What are your needs? From first look gpaint has same functionality as mspaint.


----------



## graudeejs (May 28, 2011)

What version of mspaint? Pre windows 7 or Win7? In Win7 MS finally updated it's paint after more than a decade.


----------



## SIFE (May 28, 2011)

> What are your needs? From first look gpaint has same functionality as mspaint.


copy/cut portion from image, add text, if there is roate element it will be good.


> What version of mspaint? Pre windows 7 or Win7? In Win7 MS finally updated it's paint after more than a decade.


Just windows xp version, latest microsoft windows version I used is Win XP.


----------



## Beastie (May 28, 2011)

Anything wrong with GIMP? It's not exactly like MS paint, but it has what you want and a lot more (why not?)


----------



## SIFE (May 29, 2011)

Nothing except it's not light-wight, less easy then others.


----------



## graudeejs (May 29, 2011)

graphics/mtpaint
graphics/mypaint
graphics/rgbpaint
graphics/xpaint

I haven't tried any of them


----------



## kpedersen (May 29, 2011)

killasmurf86 said:
			
		

> In Win7 MS finally updated it's paint after more than a decade.



It looks more shiny but actually has less features and is now more awkward from a usability standpoint 

I have yet to find a paint program for UNIX that I actually like. Many are far too bloated, are half finished (gnome-paint) or rely on far too many dependencies. The ones that are usable then do this multiple window thing that is such a pain (like xpaint)

I would love a paint program with exactly the same features as MSPaint (XP era) and using just the X11 or even Motif toolkit.
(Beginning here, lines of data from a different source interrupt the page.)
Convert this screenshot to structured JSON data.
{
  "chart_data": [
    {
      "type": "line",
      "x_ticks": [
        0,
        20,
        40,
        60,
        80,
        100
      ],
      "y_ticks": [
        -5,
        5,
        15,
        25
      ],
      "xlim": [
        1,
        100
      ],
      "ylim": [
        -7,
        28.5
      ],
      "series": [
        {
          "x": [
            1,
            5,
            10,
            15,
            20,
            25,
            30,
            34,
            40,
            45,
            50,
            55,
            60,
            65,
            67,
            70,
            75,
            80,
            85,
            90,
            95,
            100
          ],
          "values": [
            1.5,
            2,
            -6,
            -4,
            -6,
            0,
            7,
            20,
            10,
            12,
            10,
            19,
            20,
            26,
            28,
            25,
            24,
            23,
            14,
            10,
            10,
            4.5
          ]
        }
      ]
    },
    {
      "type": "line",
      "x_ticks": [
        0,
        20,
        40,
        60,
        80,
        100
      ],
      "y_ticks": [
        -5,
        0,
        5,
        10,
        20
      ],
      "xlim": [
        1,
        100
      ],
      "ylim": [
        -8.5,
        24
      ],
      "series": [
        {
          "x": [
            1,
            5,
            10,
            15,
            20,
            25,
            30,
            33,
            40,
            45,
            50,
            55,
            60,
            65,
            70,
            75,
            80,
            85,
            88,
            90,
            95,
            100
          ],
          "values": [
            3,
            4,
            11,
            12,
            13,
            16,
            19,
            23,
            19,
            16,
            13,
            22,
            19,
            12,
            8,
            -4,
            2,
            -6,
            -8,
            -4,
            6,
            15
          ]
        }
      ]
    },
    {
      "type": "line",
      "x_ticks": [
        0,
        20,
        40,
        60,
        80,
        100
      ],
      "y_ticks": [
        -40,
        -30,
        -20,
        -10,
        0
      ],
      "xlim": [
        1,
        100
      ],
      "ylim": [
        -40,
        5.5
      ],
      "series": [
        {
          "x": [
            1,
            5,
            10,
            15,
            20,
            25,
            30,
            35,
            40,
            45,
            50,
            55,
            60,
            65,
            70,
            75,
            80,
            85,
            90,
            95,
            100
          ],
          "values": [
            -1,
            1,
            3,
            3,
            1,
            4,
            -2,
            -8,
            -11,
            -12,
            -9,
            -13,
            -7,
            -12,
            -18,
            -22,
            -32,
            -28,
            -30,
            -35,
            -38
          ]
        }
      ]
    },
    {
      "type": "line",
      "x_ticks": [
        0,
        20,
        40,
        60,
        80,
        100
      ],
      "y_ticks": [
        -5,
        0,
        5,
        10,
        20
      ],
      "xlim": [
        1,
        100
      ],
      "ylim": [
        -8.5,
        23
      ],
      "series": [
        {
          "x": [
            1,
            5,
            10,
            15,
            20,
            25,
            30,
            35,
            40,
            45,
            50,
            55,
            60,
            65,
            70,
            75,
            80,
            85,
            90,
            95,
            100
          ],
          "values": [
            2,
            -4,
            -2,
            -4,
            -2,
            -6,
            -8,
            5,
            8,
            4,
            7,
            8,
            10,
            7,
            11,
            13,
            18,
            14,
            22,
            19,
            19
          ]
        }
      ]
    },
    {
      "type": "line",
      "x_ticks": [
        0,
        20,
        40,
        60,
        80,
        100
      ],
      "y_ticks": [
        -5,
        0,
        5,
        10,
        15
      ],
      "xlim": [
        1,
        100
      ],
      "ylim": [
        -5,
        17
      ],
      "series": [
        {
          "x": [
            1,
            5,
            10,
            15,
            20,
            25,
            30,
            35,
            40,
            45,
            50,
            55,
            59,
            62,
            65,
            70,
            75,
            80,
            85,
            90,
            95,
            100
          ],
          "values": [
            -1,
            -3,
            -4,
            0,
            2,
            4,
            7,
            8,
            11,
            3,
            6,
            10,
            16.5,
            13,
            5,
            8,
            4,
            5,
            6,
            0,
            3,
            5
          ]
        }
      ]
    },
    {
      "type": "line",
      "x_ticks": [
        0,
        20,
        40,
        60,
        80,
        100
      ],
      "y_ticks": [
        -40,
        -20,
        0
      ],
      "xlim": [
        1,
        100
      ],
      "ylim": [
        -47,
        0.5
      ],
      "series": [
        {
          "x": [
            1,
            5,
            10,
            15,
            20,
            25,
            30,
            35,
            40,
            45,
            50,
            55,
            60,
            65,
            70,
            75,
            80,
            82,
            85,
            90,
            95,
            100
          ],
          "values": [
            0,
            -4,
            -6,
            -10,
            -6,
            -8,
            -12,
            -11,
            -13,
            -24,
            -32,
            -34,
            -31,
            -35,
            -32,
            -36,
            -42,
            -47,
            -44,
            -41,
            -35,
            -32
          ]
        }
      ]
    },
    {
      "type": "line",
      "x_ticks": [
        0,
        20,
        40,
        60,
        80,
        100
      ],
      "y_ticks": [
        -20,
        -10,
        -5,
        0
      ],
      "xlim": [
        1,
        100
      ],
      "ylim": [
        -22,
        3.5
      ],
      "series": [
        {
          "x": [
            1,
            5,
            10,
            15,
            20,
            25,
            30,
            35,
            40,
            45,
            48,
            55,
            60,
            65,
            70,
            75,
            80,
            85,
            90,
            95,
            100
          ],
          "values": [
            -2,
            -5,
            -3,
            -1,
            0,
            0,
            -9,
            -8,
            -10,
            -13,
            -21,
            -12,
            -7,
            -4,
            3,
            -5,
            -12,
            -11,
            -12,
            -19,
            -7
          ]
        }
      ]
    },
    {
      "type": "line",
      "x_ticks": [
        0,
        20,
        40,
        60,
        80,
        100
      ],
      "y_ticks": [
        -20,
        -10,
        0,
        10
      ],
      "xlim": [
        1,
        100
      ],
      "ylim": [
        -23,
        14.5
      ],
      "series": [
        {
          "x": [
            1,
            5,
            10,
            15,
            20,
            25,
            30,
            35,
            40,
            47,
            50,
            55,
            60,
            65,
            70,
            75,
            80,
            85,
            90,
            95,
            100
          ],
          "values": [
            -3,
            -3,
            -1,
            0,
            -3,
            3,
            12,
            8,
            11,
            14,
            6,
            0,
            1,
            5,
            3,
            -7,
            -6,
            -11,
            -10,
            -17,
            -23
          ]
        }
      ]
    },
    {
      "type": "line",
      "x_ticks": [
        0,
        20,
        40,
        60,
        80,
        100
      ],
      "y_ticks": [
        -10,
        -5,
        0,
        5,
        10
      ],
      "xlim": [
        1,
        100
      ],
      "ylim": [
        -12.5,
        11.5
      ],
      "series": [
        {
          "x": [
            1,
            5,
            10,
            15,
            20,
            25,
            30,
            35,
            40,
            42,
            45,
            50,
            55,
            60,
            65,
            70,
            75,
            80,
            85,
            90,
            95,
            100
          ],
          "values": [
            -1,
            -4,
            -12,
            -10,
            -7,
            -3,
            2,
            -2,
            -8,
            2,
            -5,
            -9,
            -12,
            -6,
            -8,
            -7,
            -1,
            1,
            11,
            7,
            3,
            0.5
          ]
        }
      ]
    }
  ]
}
edit: Just had a play with rgbpaint... and it comes pretty close to what I need


----------



## SIFE (May 29, 2011)

graphics/rgbpaint, graphics/xpaint I tried theme before and I didn't find them useful. 
graphics/mtpaint, graphics/mypaint Some result with above after the try.
I found this application, it looks to be like MS Paint. For now it's what I need.


----------



## kpedersen (May 29, 2011)

Hmm Qt...

You might as well install WINE and use the official Microsoft Paint


----------



## _martin (May 29, 2011)

kpedersen said:
			
		

> Hmm Qt...
> 
> You might as well install WINE and use the official Microsoft Paint



Wishful thinking on amd64.


----------



## kpedersen (May 29, 2011)

matoatlantis said:
			
		

> Wishful thinking on amd64.



Dual booting a 32bit build of FreeBSD might still take up less space than Qt hehe.

I also wonder how much a 64bit FreeBSD would improve the performance of a simple paint application over a 32bit one :S


----------